Currently, a project's workboard shows:
- columns for the project itself, containing tasks in the project; and
- columns for the project's milestones, containing tasks in the milestones.
Subproject columns are not currently shown. The major reason for this is that a task may be in multiple subprojects simultaneously (for example, a task describing a conflict between routing power to the warp drive and the shields may be in both Engineering → Shields and Engineering → Warp Drive).
If it is, the card will appear twice on the board, once in each column, and dragging it will mean different things depending on which copy you drag. Because this added a significant amount of complexity to the display and transaction code, we opted to hold this back from the initial projects iteration, both to make sure this was a reasonable way to move forward and to make sure our other decisions about subprojects and workboard behavior were generally reasonable.
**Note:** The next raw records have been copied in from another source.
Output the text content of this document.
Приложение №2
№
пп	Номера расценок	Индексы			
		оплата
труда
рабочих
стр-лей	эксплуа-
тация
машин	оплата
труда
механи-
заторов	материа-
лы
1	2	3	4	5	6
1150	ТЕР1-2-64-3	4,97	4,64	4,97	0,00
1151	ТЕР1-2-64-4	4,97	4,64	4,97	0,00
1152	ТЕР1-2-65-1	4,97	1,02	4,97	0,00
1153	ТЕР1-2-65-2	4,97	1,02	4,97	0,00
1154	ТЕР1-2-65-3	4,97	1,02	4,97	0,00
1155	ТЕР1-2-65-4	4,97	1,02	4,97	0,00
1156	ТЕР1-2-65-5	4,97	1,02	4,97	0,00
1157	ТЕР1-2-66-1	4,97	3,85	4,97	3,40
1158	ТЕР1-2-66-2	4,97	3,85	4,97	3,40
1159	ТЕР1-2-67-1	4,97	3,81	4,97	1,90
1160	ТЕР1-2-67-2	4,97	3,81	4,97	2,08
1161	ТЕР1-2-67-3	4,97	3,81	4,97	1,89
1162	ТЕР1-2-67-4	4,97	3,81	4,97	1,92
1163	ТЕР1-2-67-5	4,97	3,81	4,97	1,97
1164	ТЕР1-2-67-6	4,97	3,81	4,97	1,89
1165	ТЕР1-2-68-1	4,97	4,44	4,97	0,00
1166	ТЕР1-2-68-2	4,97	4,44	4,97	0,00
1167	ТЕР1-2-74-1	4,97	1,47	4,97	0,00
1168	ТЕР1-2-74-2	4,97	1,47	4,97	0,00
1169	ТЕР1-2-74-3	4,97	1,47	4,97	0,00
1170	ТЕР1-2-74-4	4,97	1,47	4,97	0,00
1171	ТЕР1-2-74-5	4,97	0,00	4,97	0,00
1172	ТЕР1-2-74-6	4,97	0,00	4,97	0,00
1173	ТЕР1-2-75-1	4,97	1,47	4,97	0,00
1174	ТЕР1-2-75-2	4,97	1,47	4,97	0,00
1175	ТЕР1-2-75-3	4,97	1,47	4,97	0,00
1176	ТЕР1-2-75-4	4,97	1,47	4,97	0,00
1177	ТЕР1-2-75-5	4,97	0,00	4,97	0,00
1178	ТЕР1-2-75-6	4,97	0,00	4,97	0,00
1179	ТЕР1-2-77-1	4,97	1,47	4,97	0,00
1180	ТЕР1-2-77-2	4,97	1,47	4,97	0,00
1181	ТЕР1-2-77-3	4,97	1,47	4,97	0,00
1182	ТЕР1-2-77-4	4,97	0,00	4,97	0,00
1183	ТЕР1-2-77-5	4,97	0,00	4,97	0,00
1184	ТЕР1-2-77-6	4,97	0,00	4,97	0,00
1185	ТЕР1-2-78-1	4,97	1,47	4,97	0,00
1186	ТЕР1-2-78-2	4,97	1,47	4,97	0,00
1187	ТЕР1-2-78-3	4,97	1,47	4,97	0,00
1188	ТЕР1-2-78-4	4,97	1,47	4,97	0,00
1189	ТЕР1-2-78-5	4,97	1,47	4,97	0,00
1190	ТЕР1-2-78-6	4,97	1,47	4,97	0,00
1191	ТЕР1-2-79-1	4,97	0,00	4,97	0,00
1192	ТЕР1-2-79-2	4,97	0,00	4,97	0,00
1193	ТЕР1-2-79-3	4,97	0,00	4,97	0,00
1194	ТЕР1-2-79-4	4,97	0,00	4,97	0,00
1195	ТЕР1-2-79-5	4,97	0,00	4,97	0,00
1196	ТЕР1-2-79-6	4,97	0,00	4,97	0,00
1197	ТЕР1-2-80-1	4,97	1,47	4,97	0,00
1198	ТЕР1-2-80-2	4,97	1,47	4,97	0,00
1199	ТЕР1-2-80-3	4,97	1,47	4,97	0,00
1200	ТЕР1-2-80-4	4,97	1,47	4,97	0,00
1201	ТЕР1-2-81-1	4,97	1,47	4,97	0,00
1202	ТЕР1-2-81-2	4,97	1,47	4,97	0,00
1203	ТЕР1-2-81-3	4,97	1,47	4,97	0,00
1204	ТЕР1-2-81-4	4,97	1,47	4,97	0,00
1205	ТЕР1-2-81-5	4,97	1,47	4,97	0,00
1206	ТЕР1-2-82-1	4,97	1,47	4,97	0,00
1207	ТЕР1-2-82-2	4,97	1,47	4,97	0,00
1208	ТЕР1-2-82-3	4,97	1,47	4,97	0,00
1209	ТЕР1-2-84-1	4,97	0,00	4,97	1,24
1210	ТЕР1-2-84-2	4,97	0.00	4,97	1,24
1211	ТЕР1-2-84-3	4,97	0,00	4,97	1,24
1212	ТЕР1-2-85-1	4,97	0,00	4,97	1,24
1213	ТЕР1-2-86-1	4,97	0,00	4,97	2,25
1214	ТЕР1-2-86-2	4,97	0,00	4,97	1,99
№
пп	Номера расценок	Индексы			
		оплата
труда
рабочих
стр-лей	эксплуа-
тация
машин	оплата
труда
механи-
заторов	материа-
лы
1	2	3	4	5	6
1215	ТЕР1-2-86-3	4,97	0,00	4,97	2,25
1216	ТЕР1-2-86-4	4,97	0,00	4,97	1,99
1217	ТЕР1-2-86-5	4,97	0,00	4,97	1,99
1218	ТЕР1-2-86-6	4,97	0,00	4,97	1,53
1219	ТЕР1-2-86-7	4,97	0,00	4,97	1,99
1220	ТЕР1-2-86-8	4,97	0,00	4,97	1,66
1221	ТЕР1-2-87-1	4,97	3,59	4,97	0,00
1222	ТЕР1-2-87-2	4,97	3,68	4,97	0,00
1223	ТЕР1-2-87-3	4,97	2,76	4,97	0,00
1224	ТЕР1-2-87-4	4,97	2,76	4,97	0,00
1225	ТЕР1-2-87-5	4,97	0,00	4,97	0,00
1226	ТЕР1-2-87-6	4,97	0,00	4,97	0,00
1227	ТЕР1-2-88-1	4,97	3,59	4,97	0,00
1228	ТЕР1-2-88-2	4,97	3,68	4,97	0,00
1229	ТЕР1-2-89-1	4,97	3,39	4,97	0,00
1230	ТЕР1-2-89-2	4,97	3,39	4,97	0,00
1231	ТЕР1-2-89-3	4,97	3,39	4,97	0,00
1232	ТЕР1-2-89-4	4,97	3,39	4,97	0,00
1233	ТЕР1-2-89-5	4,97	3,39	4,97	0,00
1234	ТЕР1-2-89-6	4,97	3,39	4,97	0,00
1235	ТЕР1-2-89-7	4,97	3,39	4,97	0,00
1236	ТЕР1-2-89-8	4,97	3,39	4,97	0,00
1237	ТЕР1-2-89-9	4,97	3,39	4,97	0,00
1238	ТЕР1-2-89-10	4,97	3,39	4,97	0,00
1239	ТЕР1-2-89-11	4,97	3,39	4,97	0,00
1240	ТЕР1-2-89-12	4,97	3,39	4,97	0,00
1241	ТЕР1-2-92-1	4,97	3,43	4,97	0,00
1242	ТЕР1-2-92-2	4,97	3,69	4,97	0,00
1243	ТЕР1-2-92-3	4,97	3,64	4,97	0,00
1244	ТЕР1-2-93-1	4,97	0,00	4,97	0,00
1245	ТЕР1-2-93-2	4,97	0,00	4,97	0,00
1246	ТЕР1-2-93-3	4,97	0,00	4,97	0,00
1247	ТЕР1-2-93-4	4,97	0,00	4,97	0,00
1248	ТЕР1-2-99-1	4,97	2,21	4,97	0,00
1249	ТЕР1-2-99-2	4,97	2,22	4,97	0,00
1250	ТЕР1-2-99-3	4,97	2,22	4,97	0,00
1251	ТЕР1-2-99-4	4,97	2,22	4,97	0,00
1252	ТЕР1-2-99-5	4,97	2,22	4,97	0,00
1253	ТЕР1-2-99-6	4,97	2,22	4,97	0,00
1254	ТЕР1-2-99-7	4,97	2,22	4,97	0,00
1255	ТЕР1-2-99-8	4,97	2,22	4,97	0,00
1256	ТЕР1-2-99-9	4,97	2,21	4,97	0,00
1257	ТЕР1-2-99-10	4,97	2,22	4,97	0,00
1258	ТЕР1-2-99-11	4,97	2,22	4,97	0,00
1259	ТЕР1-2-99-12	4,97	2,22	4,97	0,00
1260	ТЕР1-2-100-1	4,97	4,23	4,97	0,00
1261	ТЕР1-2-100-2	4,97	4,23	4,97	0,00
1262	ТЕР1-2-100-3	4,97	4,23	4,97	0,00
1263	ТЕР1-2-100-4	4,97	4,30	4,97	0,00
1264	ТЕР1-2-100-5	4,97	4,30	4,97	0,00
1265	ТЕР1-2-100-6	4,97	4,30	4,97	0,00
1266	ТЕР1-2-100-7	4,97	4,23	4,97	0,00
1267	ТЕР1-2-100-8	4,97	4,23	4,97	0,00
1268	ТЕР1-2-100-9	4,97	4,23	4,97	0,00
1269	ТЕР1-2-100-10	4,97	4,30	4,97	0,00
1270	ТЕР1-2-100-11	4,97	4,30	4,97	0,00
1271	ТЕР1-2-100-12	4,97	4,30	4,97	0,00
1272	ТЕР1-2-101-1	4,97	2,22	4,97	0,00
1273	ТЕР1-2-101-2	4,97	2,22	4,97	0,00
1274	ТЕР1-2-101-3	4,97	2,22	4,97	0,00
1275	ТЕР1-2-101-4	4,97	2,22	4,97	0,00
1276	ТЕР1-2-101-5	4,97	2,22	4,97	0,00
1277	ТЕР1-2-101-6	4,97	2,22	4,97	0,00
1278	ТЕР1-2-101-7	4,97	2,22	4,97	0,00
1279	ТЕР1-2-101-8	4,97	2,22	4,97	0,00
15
I think we're generally pretty happy with where things are in terms of other product decisions, and work connected to T6027 has also cleaned up some of the underlying transaction code. However, there is still a nontrivial amount of work here to make the display code work correctly and resolve weird cases like:
- dragging a copy of a task into another column which already has a copy of the task;
- highlighting (and animating?) other copies of tasks to make relationships more clear;
- updating all copies of a task when one copy is edited;
- warning about the consequences of dragging a subproject task currently in multiple subprojects to a superproject column or a milestone column?
Some of the adjacent work mentioned on T10349 under Workboard Updates after Edits and in preparation for T4900 may also need to happen here. This would expose us to more types of potential edits that could leave a workboard in a confusing state, and greater potential confusion from those edits.
I generally wrote the code with this change in mind, so the pathway should not be a particularly long one, but it's not just flipping a switch either.